#15: Hairpins and tempo-dynamic coupling
Section 1: Josef Suk – Meditation on an Old Czech Hymn ‘St Wenceslas’ Op.35a
While our own training had largely implored us to resist letting the tempo get faster when it gets louder, the Czech Quartet seem to have been comfortable with this coupling. This idea is familiar in historical performance circles, and as in the famous case of the ‘Brahmsian hairpin’, a general feeling of ‘more’ seems to have been a broadly conventionalised aspect of nineteenth-century notation (Kim 2012).
In our encounter with these recordings, however, that general principle proved exceedingly low-resolution. Sometimes it was indeed true that growth in intensity results in these players letting the music ‘go’ in several ways at once – of which their wild accelerations in parallel places in the Lento of Dvořák’s Op.96 are a perfect example (see thesis Chapter 5, p.118-23; click here for audio example; click here for full score). But this principle was not sufficiently sensitive to deal with the things that we witnessed them constantly ‘looking for’, independently of markings: unfolding tensions in resonance, ‘peels’ between instruments, melodic joins, pauses, lifts, rhythmic unevenness, de-accentuation, and the exchange of whole, ‘lived’ characterisations.

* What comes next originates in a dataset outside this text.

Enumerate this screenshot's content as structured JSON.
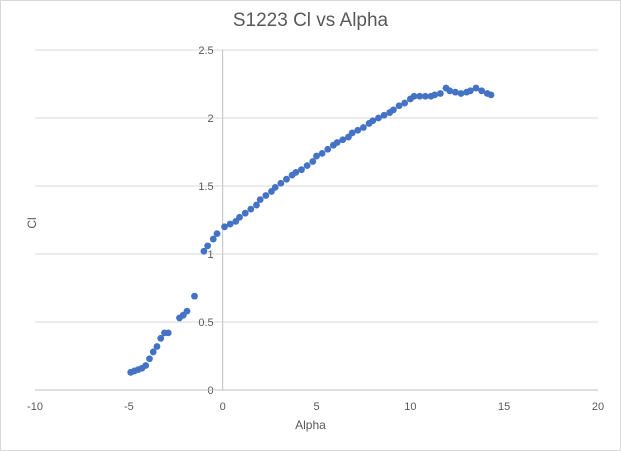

Moreover, in some places where our theoretical ‘nineteenth century-inspired’ instincts might have encouraged us to rush forward impetuously, we just as often found them holding the tempo back, choosing to create energy by other means. (This was another use for the metaphor of the sound’s tactile ‘spin’). Where we might have assumed a passage would be densely inflected, we sometimes found it rendered with striking simplicity. And in circumstances where one might expect individualistic expressivity and asynchronous chaos, we could be caught in admiration for the balance, discipline – and yes, even the structural clarity – of their rendition. From an early stage, then, it was clear to us that the process would demonstrate how far general, decontextualised claims about style would be insufficient, for learning to make music in anything close to the same manner.